Lumetric has installed 500 of its SmartPods, although half of those installed are from the now-discontinued first version of SmartPod. Lumetric has begun to work with Sylvania Lighting Services; it is also talking with Comverge. Fun facts: the global installed base of 31 billion luminaires (lighting fixtures) consumes 4.7 billion kilowatt hours of power. HID lighting accounts for 17 percent of total lighting energy use in the U.S. Put another way, four percent to six percent of total daily U.S. electricity use goes to HID lights.

Metrolight. Mood lighting for warehouses. Electronic ballasts and controls for traditional HID bulbs. Similar to Lumetric but older: it has been at this since 1996 and its equipment has 2 billion operating hours under its belt. Virgin Green Fund and Israel's Gemini are investors. Metrolight's electronic ballast controls the lamp with a constant train of electronic pulses. The lamp lights quicker, sputtering is minimized, and lower energy consumption and longer life for the bulb results.
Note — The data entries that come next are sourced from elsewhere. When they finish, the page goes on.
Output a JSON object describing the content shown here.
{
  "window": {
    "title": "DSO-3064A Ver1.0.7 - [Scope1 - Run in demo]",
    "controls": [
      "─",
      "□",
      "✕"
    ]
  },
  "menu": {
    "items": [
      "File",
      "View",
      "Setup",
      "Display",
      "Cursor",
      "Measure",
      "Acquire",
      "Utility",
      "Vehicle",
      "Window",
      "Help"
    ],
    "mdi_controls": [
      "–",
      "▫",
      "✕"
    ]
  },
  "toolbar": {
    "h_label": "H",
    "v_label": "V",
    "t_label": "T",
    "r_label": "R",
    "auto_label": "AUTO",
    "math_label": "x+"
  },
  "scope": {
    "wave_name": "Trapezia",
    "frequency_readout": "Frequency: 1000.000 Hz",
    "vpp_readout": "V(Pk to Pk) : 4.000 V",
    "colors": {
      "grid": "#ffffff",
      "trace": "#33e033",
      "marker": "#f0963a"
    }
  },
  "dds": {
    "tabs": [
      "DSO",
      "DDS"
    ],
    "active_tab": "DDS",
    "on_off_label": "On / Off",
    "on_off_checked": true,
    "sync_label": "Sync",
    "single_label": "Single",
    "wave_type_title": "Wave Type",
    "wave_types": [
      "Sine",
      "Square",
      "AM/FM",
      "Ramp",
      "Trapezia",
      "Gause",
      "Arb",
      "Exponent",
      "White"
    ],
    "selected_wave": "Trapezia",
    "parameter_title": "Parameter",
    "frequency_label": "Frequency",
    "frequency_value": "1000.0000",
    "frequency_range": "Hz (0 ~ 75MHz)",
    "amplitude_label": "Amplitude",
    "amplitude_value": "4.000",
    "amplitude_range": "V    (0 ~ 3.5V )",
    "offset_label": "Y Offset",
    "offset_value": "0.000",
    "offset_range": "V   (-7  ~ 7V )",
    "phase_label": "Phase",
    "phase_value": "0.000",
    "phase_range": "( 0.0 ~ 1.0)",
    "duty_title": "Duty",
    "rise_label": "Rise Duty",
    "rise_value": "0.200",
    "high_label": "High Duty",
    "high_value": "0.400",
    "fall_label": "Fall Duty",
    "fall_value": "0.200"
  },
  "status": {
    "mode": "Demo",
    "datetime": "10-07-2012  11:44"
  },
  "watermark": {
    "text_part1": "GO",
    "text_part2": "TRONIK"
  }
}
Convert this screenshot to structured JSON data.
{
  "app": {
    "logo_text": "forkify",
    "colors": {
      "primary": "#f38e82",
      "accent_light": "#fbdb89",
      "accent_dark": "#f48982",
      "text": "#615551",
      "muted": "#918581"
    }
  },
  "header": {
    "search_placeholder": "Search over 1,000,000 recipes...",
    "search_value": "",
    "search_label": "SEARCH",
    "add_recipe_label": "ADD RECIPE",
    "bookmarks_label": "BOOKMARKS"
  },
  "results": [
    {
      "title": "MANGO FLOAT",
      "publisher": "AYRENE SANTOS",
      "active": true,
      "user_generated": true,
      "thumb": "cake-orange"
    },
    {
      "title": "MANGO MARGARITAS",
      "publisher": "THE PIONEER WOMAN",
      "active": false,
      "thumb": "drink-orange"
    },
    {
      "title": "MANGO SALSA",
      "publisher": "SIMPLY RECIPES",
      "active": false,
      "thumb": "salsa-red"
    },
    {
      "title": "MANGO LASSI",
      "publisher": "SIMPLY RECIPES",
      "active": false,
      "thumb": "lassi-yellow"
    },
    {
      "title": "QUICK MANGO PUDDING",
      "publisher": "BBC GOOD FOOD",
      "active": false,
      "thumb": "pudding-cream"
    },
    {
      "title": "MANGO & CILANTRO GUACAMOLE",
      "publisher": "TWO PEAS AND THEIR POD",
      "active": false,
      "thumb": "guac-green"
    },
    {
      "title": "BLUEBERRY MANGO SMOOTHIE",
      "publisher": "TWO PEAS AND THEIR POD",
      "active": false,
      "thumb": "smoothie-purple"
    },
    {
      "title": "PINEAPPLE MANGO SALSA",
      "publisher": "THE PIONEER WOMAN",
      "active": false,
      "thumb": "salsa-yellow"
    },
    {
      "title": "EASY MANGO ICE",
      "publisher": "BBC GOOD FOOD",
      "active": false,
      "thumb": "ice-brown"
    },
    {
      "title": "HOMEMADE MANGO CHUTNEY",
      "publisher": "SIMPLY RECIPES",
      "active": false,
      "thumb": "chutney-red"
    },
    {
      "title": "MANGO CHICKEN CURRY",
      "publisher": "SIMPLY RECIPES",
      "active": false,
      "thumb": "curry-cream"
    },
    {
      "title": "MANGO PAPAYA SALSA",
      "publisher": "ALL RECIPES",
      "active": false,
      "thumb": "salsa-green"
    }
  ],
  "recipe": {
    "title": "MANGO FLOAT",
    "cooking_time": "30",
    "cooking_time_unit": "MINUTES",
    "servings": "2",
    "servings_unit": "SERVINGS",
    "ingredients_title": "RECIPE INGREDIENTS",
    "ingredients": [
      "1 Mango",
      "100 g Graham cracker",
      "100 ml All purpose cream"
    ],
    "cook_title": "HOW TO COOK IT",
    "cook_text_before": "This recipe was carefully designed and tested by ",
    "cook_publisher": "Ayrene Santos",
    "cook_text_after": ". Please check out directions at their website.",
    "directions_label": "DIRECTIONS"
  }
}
Ed Hammer, the man who invented the CFL, told me the ballasts were state of the art in an interview in 2007.

Digital Lumens: Similar story to Lumetric's, but with LEDs instead of HID bulbs. In one particular case study, Digital Lumens dropped a customer's cold storage facility lighting bill 95 percent, from $225,000 to $10,000. The site was 268,000 square feet, and is used 24 hours a day, 7 days a week, 365 days a year with a 10 percent occupancy. 

To get around some of the perceived shortcomings of LED bulbs in these environments, the company has devised its own fixture with onboard computers, sensors, decision-making engines and other features. Think the Cadillac Escalade of warehouse lighting.

Judging from Diuguid’s comments, don’t expect a lot of lost love between these two companies, but considering the size of the market, the customer base, the amount of power that can be saved and the more complex nature of the technology, these two (along with Metrolight) could well be the most attractive on the list.